Schätzung der Besteuerungsgrundlagen

Voraussetzung einer Schätzung ist die Gewissheit, dass überhaupt ein steuerlich bedeutsamer Sachverhalt vorliegt. Bestehen daran Zweifel, können diese nicht im Wege einer Schätzung behoben werden.

BFH Beschluss vom 10.02.2015-VB 87/14 BFH/NV 2015, 662

Sachverhalt

Die Klägerin und Beschwerdeführerin (Klägerin) ist eine am 11. Juli 2008 gegründete Kapitalgesellschaft britischen Rechts in der Rechtsform einer Private Company Limited by Shares (C-Ltd.). Für das Streitjahr 2008 gab sie trotz Aufforderung weder Umsatzsteuer-Voranmeldungen noch eine Jahressteuererklärung ab.

Hierauf schätzte das Finanzamt durch den Umsatzsteuerbescheid 2008 vom 8. November 2012 die Besteuerungsgrundlagen und gab diesen Herrn X als Direktor der C-Ltd. bekannt.

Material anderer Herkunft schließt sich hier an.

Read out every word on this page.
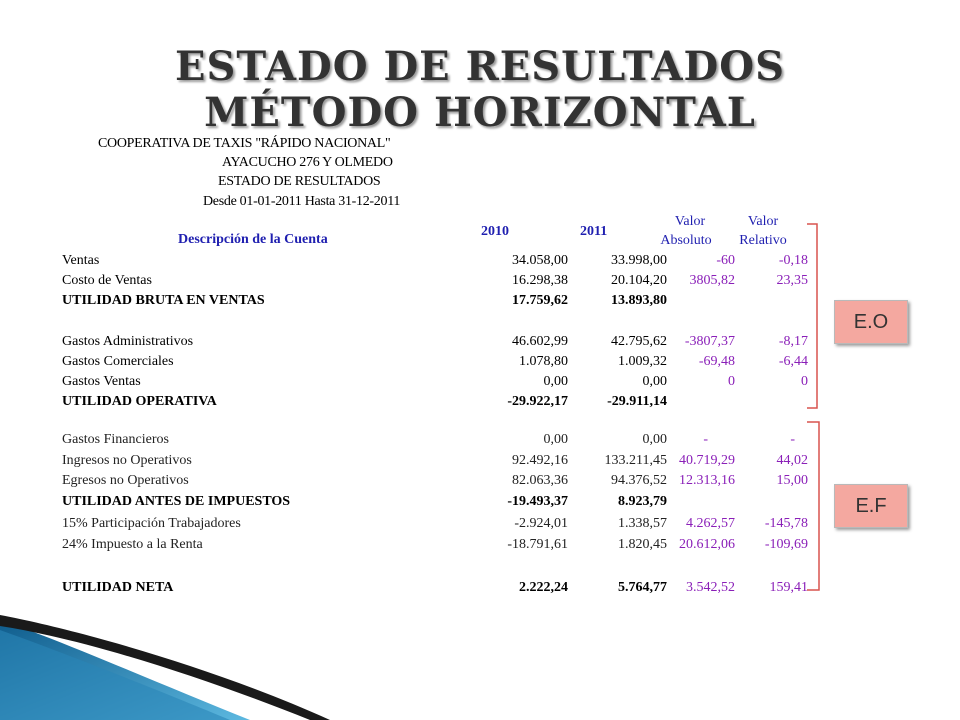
ESTADO DE RESULTADOS
MÉTODO HORIZONTAL
COOPERATIVA DE TAXIS "RÁPIDO NACIONAL"
AYACUCHO 276 Y OLMEDO
ESTADO DE RESULTADOS
Desde 01-01-2011 Hasta 31-12-2011
Descripción de la Cuenta
2010	2011
Valor
Absoluto
Valor
Relativo
Ventas	34.058,00	33.998,00	-60	-0,18
Costo de Ventas	16.298,38	20.104,20 3805,82	23,35
UTILIDAD BRUTA EN VENTAS	17.759,62	13.893,80
Gastos Administrativos	46.602,99	42.795,62 -3807,37	-8,17
Gastos Comerciales	1.078,80	1.009,32 -69,48	-6,44
Gastos Ventas	0,00	0,00	0	0
UTILIDAD OPERATIVA	-29.922,17	-29.911,14
Gastos Financieros	0,00	0,00	-	-
Ingresos no Operativos	92.492,16	133.211,45 40.719,29	44,02
Egresos no Operativos	82.063,36	94.376,52 12.313,16	15,00
UTILIDAD ANTES DE IMPUESTOS	-19.493,37	8.923,79
15% Participación Trabajadores	-2.924,01	1.338,57 4.262,57 -145,78
24% Impuesto a la Renta	-18.791,61	1.820,45 20.612,06 -109,69
UTILIDAD NETA	2.222,24	5.764,77 3.542,52 159,41
E.O
E.F
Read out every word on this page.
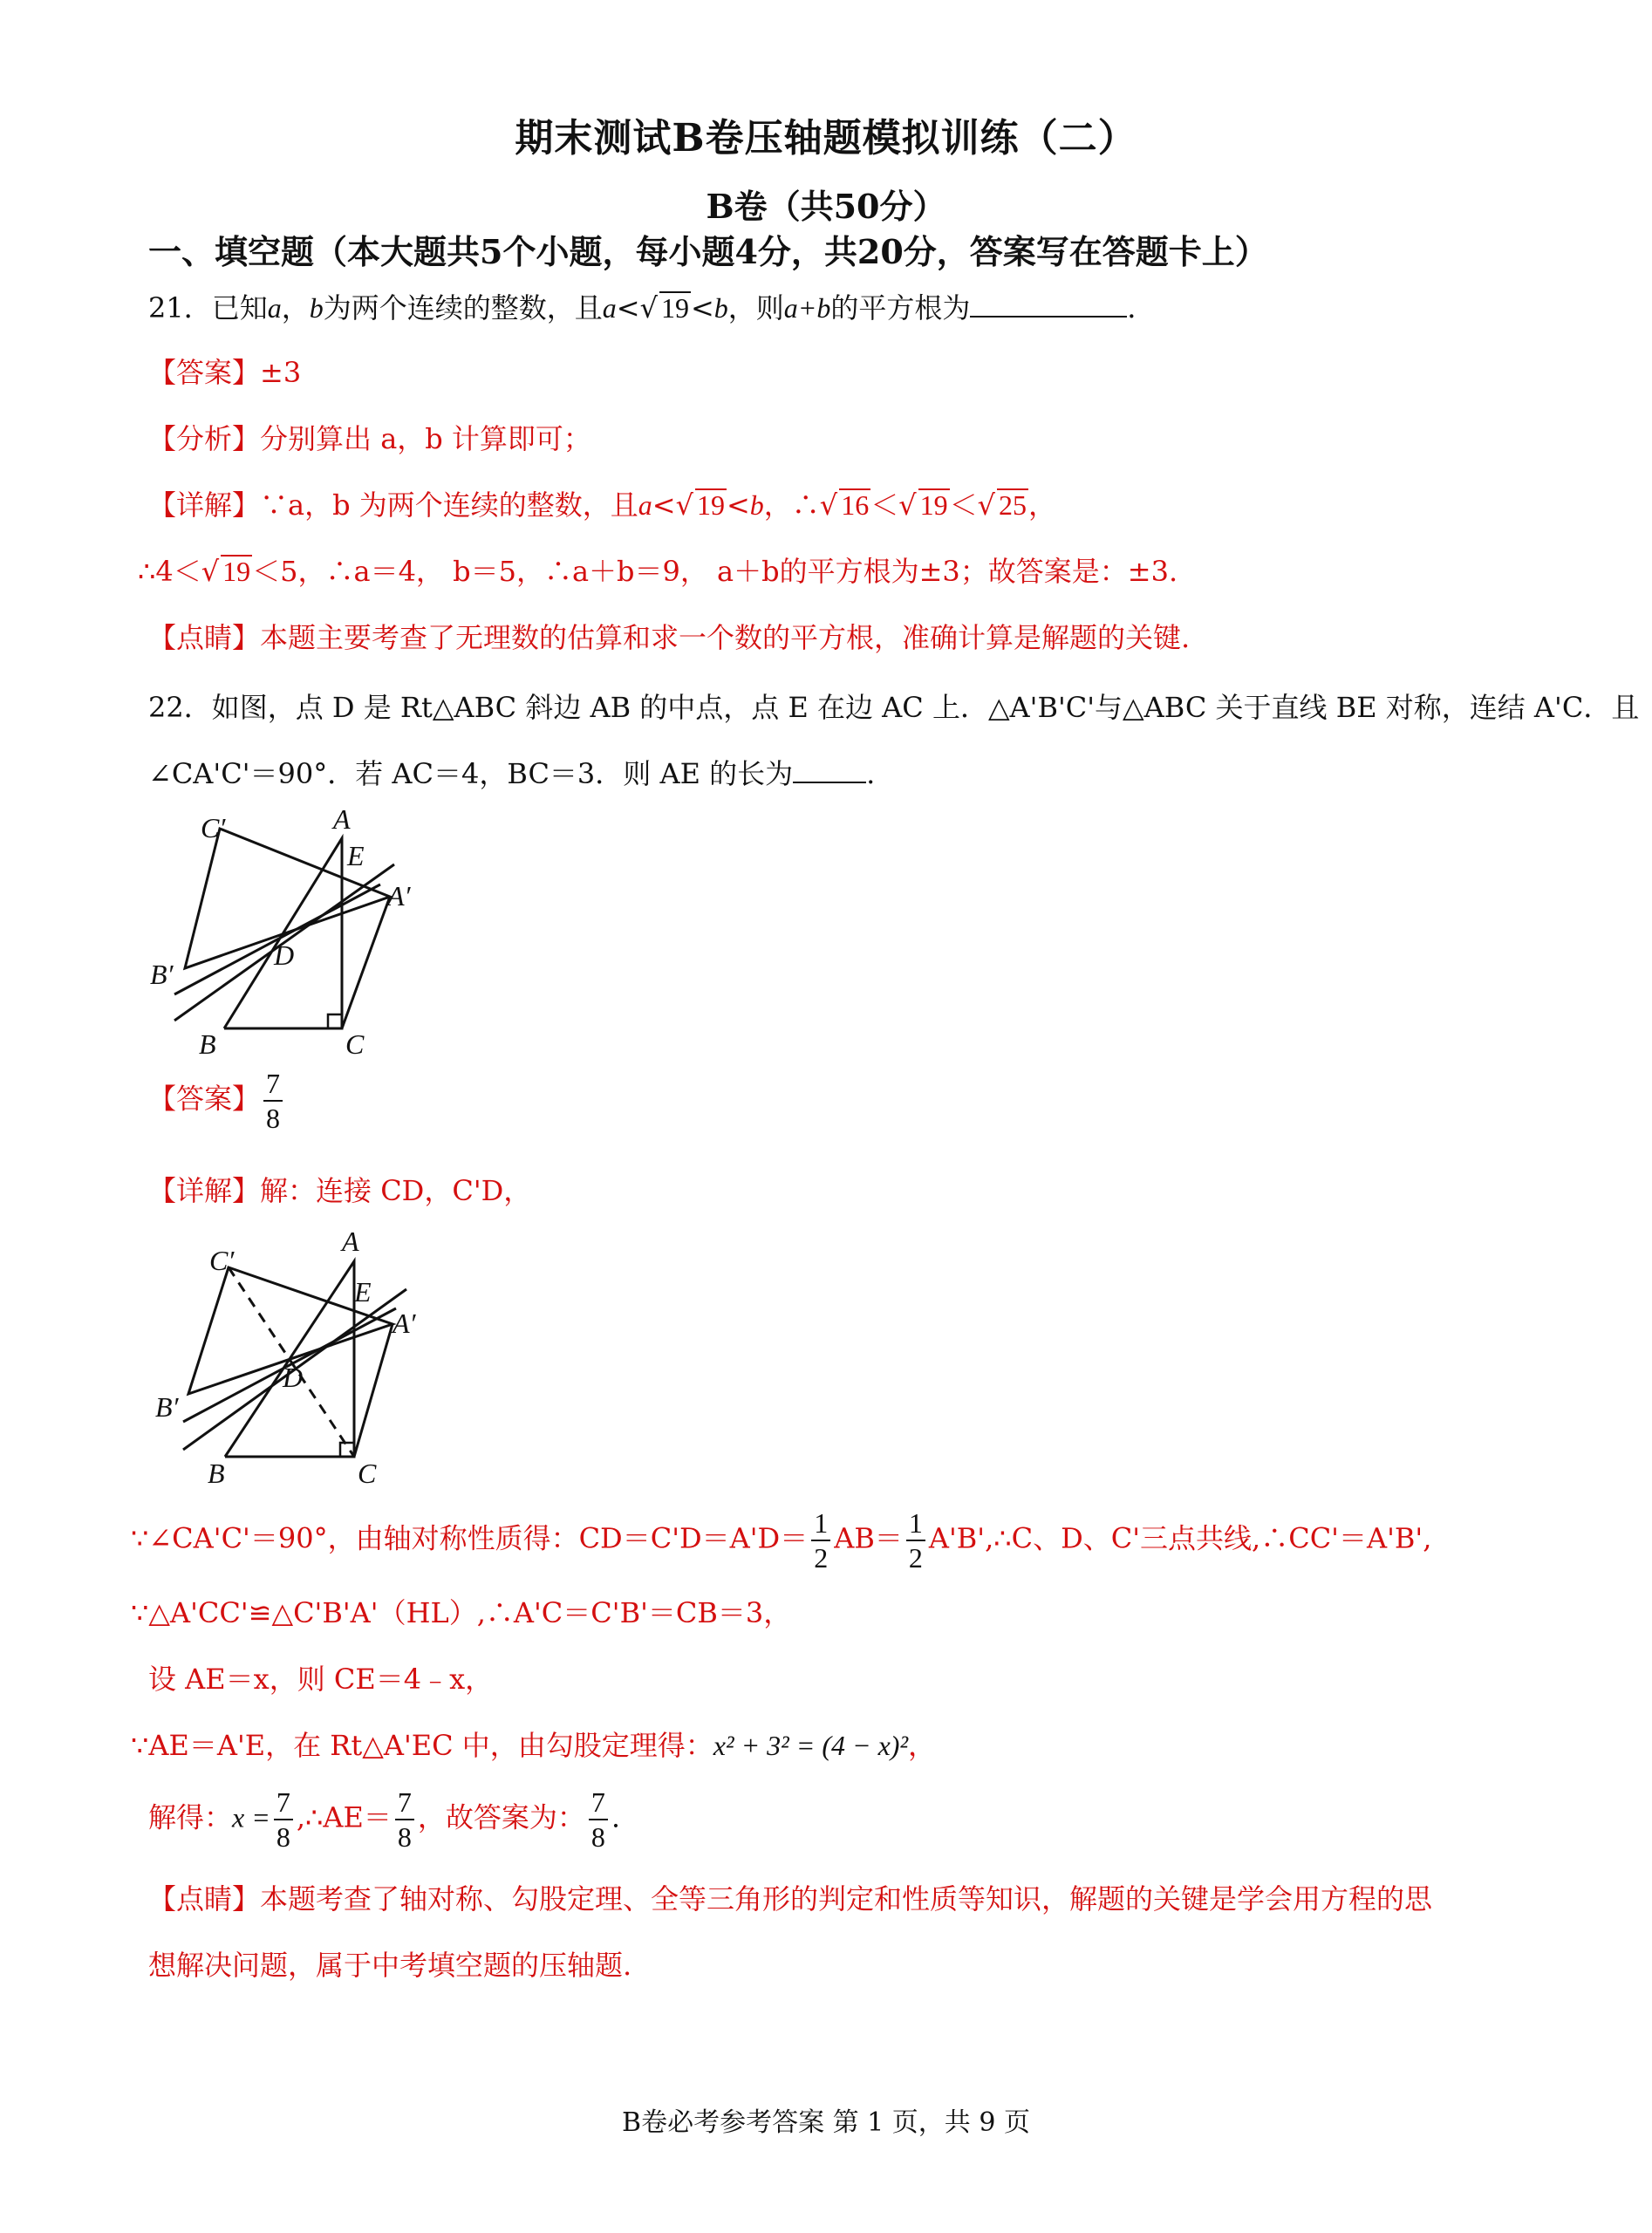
期末测试B卷压轴题模拟训练（二）
B卷（共50分）
一、填空题（本大题共5个小题，每小题4分，共20分，答案写在答题卡上）
21．已知a，b为两个连续的整数，且a<√ 19<b，则a+b的平方根为	．
【答案】±3
【分析】分别算出 a，b 计算即可；
【详解】∵a，b 为两个连续的整数，且a<√ 19<b，∴√ 16＜√ 19＜√ 25，
∴4＜√ 19＜5，∴a＝4， b＝5，∴a＋b＝9， a＋b的平方根为±3；故答案是：±3.
【点睛】本题主要考查了无理数的估算和求一个数的平方根，准确计算是解题的关键.
22．如图，点 D 是 Rt△ABC 斜边 AB 的中点，点 E 在边 AC 上．△A'B'C'与△ABC 关于直线 BE 对称，连结 A'C．且
∠CA'C'＝90°．若 AC＝4，BC＝3．则 AE 的长为	.
C′	A
E
A′
D
B′
B	C
【答案】 $\frac{7}{8}$
【详解】解：连接 CD，C'D，
C′
A
E
A′
D
B′
B	C
∵∠CA'C'＝90°，由轴对称性质得：$CD=C'D=A'D= \frac{1}{2} AB= \frac{1}{2}$ A'B',∴C、D、C'三点共线,∴CC'＝A'B',
∵△A'CC'≌△C'B'A'（HL）,∴A'C＝C'B'＝CB＝3，
设 AE＝x，则 CE＝4﹣x，
∵AE＝A'E，在 Rt△A'EC 中，由勾股定理得：x² + 3² = (4 − x)²，
解得：$x = \frac{7}{8}$ ,∴AE＝ $\frac{7}{8}$ ，故答案为： $\frac{7}{8}$ .
【点睛】本题考查了轴对称、勾股定理、全等三角形的判定和性质等知识，解题的关键是学会用方程的思
想解决问题，属于中考填空题的压轴题.
B卷必考参考答案 第 1 页，共 9 页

Ihren dagegen eingelegten Einspruch begründete die Klägerin damit, dass sie in 2008 keine Niederlassung in der Bundesrepublik Deutschland (Deutschland) unterhalten und dort auch keine Geschäftstätigkeit entfaltet habe.

Entscheidungen

Die Klägerin hat nicht nur im Einspruchsverfahren, sondern auch im finanzgerichtlichen Verfahren vorgebracht, sie habe in 2008 weder eine Niederlassung unterhalten noch eine Geschäftstätigkeit im Inland entfaltet; dies ergebe sich nicht zuletzt aus dem vorgelegten Jahresabschluss 2009. Die Berücksichtigung dieses übergangengen Sachvortrags führt –auch nach der materiell-rechtlichen Auffassung des FG– zu einer anderen, der Klägerin günstigen Entscheidung.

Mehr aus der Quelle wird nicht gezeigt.